FDA Launches New Web Resource for Regulated Industries
Part of the agency’s ongoing transparency initiative, the site is one of the 19 action items contained in a 46-page report titled “FDA Transparency Initiative: Improving Transparency to Regulated Industry.”
The U.S. Food and Drug Administration introduced a new Web resource on Jan. 6 called FDA Basics for Industry (www.fda.gov/FDABasicsforIndustry) to help companies and others save time and resources in their interactions with the agency.
The new website was launched two days after President Obama signed the Food Safety Modernization Act, which directs FDA to set up a new system of food safety oversight based on preventing problems that cause people to get sick.
The website includes basic information about the regulatory process, including information that is frequently requested by industry.

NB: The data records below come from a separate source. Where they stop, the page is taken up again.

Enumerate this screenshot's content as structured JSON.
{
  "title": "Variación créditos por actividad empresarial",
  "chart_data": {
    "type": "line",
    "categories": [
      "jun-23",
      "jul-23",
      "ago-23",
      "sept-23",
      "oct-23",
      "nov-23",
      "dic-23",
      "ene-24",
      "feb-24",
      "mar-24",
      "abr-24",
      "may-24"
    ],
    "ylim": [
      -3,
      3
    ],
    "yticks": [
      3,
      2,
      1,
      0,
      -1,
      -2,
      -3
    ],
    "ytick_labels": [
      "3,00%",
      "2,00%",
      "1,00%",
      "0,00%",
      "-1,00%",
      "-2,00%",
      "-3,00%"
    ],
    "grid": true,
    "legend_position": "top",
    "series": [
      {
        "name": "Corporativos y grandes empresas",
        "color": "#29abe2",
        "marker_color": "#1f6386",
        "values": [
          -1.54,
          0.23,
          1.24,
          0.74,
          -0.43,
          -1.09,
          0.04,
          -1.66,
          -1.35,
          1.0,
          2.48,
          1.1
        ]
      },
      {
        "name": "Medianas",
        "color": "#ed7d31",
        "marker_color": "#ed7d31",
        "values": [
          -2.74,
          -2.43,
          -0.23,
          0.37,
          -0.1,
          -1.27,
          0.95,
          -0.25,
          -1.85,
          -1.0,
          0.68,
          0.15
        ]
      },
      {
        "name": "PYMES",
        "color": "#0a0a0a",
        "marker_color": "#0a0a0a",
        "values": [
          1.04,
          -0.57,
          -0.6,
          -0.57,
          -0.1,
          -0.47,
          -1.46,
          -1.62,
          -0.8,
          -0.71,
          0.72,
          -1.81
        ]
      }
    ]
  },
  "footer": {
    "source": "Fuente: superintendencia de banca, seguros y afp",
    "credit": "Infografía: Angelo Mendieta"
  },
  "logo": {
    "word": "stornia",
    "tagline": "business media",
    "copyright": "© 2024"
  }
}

“Clarity and consistency are pillars of an effective regulatory system that efficiently regulates products essential to health,” said FDA Commissioner Margaret Hamburg, M.D. “In order to succeed, the FDA must clearly communicate standards and expectations to the industries it regulates.”
Part of the agency’s ongoing transparency initiative, the site is one of the 19 action items contained in a 46-page report titled “FDA Transparency Initiative: Improving Transparency to Regulated Industry.” Other action items include:
- setting an agency-wide expectation that e-mail questions to the FDA involving the regulatory process will, whenever possible, receive an answer within five business days, or a response stating when an answer can be expected
- making agency presentations at key meetings widely available
- developing and executing a project to promote uniform processes and procedures across field districts
The entire list of action items contained in the report is available here.
“We have heard from small and large companies about the need for the FDA to more clearly communicate about its standards and expectations – both for regulated products generally and for specific applications,” said Joshua Sharfstein, M.D., principal deputy commissioner and chairman of the agency’s Transparency Task Force.
The report also contains five draft proposals to improve FDA’s transparency to regulated industry. The draft proposals, available for public comment for 60 days, include publishing a timeline on FDA’s website for high-priority guidance documents in development. FDA would disclose dates for publication of the draft guidance, receipt of public comments, and publication of the final guidance.